# France & Italy



## timesharer (Nov 29, 2011)

Hello Fermin,

I have ongoing search requests for France and Italy since Feb. 2009.  I have already paid $100 to extend my 2 deposit weeks once.  My weeks will expire in 2 months again, and my search requests are still not matched.  I am a gold member.  I noticed http://www.dialanexchange.com/exchange-availability.aspx listed “exchanged” France and Italy weeks that matched my requests, but were not offered to me.  Shouldn’t my requests have been moved to the top of the waiting list after 2.5 years?     

Also, DAE had many France private holiday properties weeks available several years ago.  Does DAE/dialanexchange still accept the private holiday properties in France?  What happened to this inventory?


----------



## Ask DAE (Nov 30, 2011)

Hello,

We can help! We need to hear from you directly though. We need to know who you are to check our outstanding request lists and what the status of your request is. I can let one of our Exchange Counselors know to expect your call or email. Ernie can be reached at 800-468-1799 or ernie.d@daelive.com. 

Internaltionally we cointinue to accept all holiday properties as well as timeshare weeks. France is a high demand area as you can imagine, but we have not changed our policies on accepting deposits. 
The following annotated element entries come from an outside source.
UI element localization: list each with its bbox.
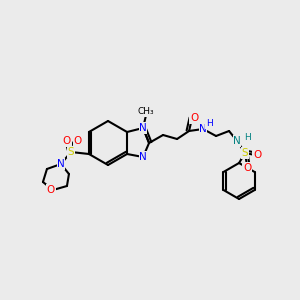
- Text: N: N: [57, 159, 65, 169]
- Text: O: O: [243, 163, 251, 173]
- Text: S: S: [68, 147, 74, 157]
- Text: O: O: [47, 185, 55, 195]
- Text: N: N: [139, 123, 147, 133]
- Text: CH₃: CH₃: [138, 107, 154, 116]
- Text: N: N: [233, 136, 241, 146]
- Text: H: H: [244, 134, 250, 142]
- Text: O: O: [253, 150, 261, 160]
- Text: N: N: [199, 124, 207, 134]
- Text: N: N: [139, 152, 147, 162]
- Text: O: O: [74, 136, 82, 146]
- Text: H: H: [206, 119, 212, 128]
- Text: O: O: [190, 113, 198, 123]
- Text: S: S: [242, 148, 248, 158]
- Text: O: O: [63, 136, 71, 146]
Give us a call and we will work with you as best we can. 

Thank you for your inquiry.


----------



## timesharer (Jan 19, 2012)

*Thank you*

Thanks DAE for looking into the problems and finding 2 France weeks for us.   Although we would prefer a couple weeks earlier than the confirmed weeks, we are pleased that we will stay at the good resorts in France.


----------